BOSTON — When Karen Savage and Cherri Foytlin wrote an article about the Deepwater Horizon explosion and oil spill of 2010, they thought it might get a few moments of attention and then fade away.
More than three years later, Savage and Foytlin are still defending their article after being sued by a scientific consulting company. The battle is headed to the highest court in Massachusetts. Arguments are scheduled for Friday, a week after “Deepwater Horizon,” a film starring Mark Wahlberg, opens in theaters.
Their 2013 article, which appeared in The Huffington Post, questioned the independence of ChemRisk, a firm that published a study that found that the Gulf disaster did not expose cleanup workers to harmful levels of several airborne chemical compounds released by the explosion.
Savage and Foytlin alleged in the article that ChemRisk had strong ties to the oil industry and accused the company of “using questionable ethics to help their clients avoid legal responsibility for their actions.”
The oil spill, one of the largest environmental disasters in history, began on April 10, 2010. Millions of barrels of oil leaked into the Gulf of Mexico for 87 days after the explosion. British Petroleum, which was found primarily responsible for the spill, has paid billions in cleanup costs, settlements and penalties.
The defamation lawsuit filed by ChemRisk stunned Savage, then a middle school math teacher in Boston, and Foytlin, a single mother from Rayne, Louisiana, who became an environmental advocate after the Deepwater Horizon spill.
“I have a 1999 beat-up car, six kids and a mortgage — that’s all I have — so I thought, there’s nothing they want from me except to shut me up,” said Foytlin.
The case is expected to explore the scope of a Massachusetts law aimed at discouraging lawsuits intended to silence people who speak out on issues of public interest. Savage and Foytlin claim ChemRisk’s lawsuit falls into that category of litigation, known as Strategic Lawsuits against Public Participation.
Many states, including Massachusetts, have anti-SLAPP laws designed to quickly dispose of such lawsuits if the people being sued can show they were engaged in their constitutional right to petition the government. The state’s law defines petitioning activity as written or oral statements made in connection with an issue being considered by a government body or aimed at building public support or influencing government policy.
Savage and Foytlin say their article was an attempt by them to encourage action and enlist public participation in governmental proceedings and court cases in the oil spill.
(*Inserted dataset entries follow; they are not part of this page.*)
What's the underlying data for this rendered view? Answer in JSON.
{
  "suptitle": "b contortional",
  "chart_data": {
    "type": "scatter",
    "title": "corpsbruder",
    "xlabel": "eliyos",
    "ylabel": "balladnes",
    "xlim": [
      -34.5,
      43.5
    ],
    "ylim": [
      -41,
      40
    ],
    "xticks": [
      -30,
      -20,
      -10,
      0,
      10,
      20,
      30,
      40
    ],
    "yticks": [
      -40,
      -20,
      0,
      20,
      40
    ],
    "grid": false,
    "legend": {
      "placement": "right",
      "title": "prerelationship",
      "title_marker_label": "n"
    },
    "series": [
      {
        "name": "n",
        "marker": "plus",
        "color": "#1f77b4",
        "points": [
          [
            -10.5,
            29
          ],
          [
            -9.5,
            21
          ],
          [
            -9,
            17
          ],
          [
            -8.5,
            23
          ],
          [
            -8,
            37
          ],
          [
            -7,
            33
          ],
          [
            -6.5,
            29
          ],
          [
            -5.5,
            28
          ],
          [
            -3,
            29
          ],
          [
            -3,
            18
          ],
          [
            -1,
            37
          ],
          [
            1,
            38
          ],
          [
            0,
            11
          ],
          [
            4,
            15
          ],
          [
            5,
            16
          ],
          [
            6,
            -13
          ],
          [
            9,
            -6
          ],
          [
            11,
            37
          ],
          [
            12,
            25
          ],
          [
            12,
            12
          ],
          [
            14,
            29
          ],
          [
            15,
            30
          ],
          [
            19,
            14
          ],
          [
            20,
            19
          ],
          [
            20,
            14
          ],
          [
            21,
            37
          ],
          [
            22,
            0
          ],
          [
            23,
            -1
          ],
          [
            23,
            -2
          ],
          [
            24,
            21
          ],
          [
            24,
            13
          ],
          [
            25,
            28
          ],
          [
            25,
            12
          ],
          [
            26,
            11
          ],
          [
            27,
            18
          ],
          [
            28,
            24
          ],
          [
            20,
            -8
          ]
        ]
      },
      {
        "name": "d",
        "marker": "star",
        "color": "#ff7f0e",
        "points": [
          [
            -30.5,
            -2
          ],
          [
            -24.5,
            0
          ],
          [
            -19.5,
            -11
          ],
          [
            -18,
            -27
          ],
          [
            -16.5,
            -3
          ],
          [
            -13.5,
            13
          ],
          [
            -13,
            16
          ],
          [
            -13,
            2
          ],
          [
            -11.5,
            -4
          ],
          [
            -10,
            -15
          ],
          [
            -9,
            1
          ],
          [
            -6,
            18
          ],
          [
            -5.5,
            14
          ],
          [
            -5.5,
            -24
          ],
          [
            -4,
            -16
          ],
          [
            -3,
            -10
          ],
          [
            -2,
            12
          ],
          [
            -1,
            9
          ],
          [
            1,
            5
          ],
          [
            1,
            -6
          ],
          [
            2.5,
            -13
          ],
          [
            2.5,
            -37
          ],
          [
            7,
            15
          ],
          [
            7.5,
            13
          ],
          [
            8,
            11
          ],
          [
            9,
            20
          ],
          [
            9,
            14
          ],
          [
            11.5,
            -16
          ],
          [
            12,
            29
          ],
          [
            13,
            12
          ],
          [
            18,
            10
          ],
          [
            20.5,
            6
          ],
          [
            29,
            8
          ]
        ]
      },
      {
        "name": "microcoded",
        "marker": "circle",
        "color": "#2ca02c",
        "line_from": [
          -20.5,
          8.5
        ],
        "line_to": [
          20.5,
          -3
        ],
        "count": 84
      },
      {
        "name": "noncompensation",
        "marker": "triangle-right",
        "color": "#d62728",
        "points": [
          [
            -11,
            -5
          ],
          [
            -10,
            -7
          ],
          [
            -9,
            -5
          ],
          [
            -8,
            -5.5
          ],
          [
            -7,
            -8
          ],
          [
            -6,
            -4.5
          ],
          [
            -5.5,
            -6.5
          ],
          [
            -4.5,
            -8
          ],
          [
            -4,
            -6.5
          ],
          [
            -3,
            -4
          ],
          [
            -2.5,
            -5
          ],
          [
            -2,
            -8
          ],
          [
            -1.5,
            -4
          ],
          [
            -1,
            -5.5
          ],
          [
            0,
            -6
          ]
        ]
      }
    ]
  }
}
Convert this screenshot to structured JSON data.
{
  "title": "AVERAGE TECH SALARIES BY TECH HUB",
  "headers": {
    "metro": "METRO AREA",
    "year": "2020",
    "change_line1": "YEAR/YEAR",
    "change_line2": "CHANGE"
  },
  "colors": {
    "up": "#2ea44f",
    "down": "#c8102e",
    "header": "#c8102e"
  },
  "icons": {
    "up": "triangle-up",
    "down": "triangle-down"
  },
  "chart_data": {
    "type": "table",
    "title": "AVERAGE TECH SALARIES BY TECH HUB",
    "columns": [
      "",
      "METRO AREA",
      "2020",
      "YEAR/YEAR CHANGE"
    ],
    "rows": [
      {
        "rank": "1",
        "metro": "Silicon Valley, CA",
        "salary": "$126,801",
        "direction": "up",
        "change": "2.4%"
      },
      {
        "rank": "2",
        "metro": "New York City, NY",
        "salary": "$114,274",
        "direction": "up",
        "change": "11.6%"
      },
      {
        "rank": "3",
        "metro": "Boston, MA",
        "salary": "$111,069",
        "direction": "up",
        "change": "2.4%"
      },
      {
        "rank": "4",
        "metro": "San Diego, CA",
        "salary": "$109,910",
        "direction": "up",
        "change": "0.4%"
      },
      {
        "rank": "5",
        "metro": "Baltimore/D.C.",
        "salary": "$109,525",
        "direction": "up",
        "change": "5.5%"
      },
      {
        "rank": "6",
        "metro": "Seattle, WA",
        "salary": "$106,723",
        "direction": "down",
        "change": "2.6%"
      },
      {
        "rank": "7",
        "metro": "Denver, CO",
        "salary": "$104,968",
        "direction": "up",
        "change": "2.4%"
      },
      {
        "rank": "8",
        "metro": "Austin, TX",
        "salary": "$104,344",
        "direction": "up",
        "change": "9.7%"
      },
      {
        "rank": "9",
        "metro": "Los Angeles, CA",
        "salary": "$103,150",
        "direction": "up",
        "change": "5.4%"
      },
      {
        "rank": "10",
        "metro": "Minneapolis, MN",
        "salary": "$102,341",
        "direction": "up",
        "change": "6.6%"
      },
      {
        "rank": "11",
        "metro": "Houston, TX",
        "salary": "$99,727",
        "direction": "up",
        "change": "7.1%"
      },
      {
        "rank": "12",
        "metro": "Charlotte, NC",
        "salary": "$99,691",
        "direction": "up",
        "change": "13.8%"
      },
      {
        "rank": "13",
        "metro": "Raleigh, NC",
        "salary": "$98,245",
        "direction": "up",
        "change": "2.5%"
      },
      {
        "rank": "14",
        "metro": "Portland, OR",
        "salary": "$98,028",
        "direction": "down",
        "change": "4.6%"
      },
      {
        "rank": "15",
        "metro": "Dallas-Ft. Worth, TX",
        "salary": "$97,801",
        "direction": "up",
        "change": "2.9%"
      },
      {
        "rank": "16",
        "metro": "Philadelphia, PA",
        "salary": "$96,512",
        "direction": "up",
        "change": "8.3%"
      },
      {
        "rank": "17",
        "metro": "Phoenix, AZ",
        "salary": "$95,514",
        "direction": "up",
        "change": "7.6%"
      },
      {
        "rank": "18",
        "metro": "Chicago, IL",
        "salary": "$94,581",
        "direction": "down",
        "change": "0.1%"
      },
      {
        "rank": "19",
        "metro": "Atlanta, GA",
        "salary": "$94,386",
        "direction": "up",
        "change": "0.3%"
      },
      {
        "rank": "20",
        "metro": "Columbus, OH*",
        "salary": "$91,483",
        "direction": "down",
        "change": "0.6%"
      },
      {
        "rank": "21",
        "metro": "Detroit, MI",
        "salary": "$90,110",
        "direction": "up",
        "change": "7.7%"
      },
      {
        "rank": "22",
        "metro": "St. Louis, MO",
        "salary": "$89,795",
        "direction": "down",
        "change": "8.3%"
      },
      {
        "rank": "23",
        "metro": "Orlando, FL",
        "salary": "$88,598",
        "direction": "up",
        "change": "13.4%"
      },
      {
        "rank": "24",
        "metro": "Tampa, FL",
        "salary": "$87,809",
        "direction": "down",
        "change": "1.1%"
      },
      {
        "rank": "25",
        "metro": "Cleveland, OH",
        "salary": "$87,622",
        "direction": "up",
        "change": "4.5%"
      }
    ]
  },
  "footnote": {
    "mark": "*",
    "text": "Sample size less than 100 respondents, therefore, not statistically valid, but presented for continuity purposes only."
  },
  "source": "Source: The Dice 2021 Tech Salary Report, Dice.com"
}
They say the lawsuit was designed to intimidate them.
“This was a spill of national significance … we were trying to show that there was still some serious impact from this disaster,” Foytlin said.
“As citizens, we should have the right to speak out, to share the story to make sure people know what’s really going on,” she added.
ChemRisk’s lawyers, however, say the article was a “hit piece” that contained false information.
Savage and Foytlin filed a motion to dismiss the lawsuit, but a judge rejected that, finding that they were not engaged in petitioning activity when they published the article about ChemRisk. The women appealed that ruling.
Megan Meier, one of ChemRisk’s attorneys, said ChemRisk’s parent company decided to move to dismiss the lawsuit in March because continuing the case would have required significant time and resources, and because Savage and Foytlin made it clear “they would not retract their statements even if a court determined that they were false.”
Meier said that before the company could notify the court, the Supreme Judicial Court agreed to hear the women’s appeal of the lower court’s ruling that the Massachusetts anti-SLAPP law did not apply to their claims.
The Court will be asked to decide the parameters of the law.
“The case is incredibly important from a public policy perspective because it will determine whether bloggers are entitled to the protections of the anti-SLAPP statute,” said John Reichman, a New York lawyer who represents Savage and Foytlin.
Meier said the Massachusetts Legislature purposely limited the scope of the anti-SLAPP statute. ChemRisk argues that the law does not apply in this case because Foytlin and Savage were not petitioning to rectify a grievance of their own, but instead were writing on behalf of cleanup workers.